Repertorio delle storie di infortunio

Il repertorio raccoglie le storie di infortunio scritte dagli operatori dei Servizi di Prevenzione e Sicurezza negli Ambienti di Lavoro delle Aziende Sanitarie del Piemonte e della Lombardia a partire dalle inchieste di infortunio.
Il simbolo indica che le indicazioni per la prevenzione di ogni storia sono state validate dalla comunità di pratica costituita dagli operatori che ne hanno curato la redazione.

Per approfondire:
- Fubini L, Pasqualini O, Gilardi L, Ferro E, Marino M, Santoro S, Tosco E, Bena , A, Coffano ME. La narrazione degli infortuni sul lavoro come base per il miglioramento delle attività preventive Med Lav. 2016 Maggio 26;107(3):178-90
- Gilardi L, Marino M, Fubini L, Pasqualini O, Ferro E, Santoro S, Tosco E, Bena A, Coffano ME. La comunità di pratica come luogo di prevenzione:il valore della conoscenza collettiva nella sicurezza sul lavoro. Med Lav. 2017 Giugno 28;108(3):222-227.

Una stretta al cuore

Luogo: periferia industriale di una città del nord Italia

Data: estate 2013

Comparto produttivo: carta - poligrafia

Esito: l’infortunato è rimasto schiacciato tra la tavola mobile e la tavola fissa di una fustellatrice. La forte compressione del torace gli ha causato un arresto cardiocircolatorio con gravi conseguenze.

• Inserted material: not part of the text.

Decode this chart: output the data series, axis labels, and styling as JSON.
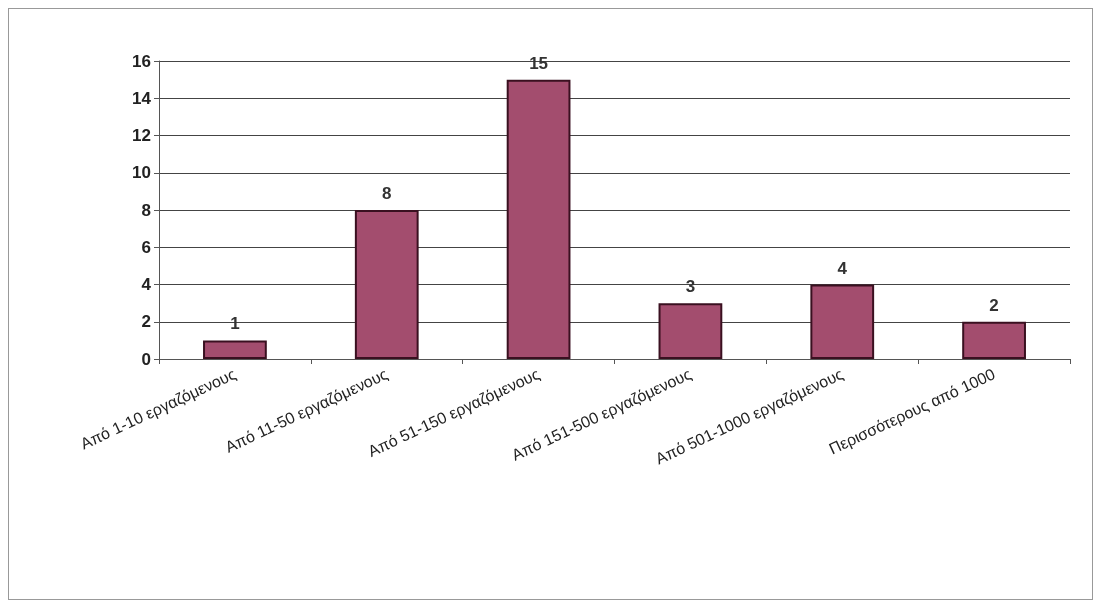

Dove è avvenuto: in un laboratorio di cartotecnica.

Cosa si stava facendo: l’infortunato stava lavorando da solo alla fustellatrice per preparare cartoni per la realizzazione di scatole.

Descrizione infortunio: l’infortunato lavorava da solo alla fustellatrice, dove fogli di cartone venivano tagliati e segnati per la piega in modo da poterne poi realizzare delle scatole. Durante l’operazione, è rimasto schiacciato tra la tavola mobile e la tavola fissa della macchina.

Come prevenire: la noma UNI EN del 2005 numero 1010-5 attualmente in vigore, si occupa in modo specifico di macchine come quella che ha causato l’infortunio e prevede che ai dispositivi di sicurezza costituiti da barre siano associati pedane sensibili collocate sui due fianchi della macchina. Per come è stato ritrovato il corpo dell’infortunato, si presume che immediatamente prima dell’infortunio si trovasse sul fianco della macchina, nello specifico sul fianco sinistro. Le pedane sensibili ai lati della macchina avrebbero rilevato la presenza dell’infortunato e ciò avrebbe indotto l’inibizione del movimento di chiusura prima che l’infortunato giungesse tra le tavole. Il fatto che la norma preveda la presenza di dispositivi sensibili sui fianchi della macchina evidenzia come tale posizione sia considerata pericolosa ad una attenta valutazione del rischio associato all’uso di queste macchine. La stessa norma prevede come unica alternativa al sistema di barre e pedane la possibilità di proteggere la macchina con un laser scanner in grado di controllare il perimetro della macchina.

Un’ulteriore riflessione va fatta sui tempi di salvataggio. Se, magari a bordo macchina, ci fossero state indicazioni su come “sganciare” velocemente la frizione forse si sarebbe ridotto il tempo di compressione e il tempo in cui il sangue non è affluito al cervello e forse l’esito dell’infortunio non sarebbe stato così drammatico.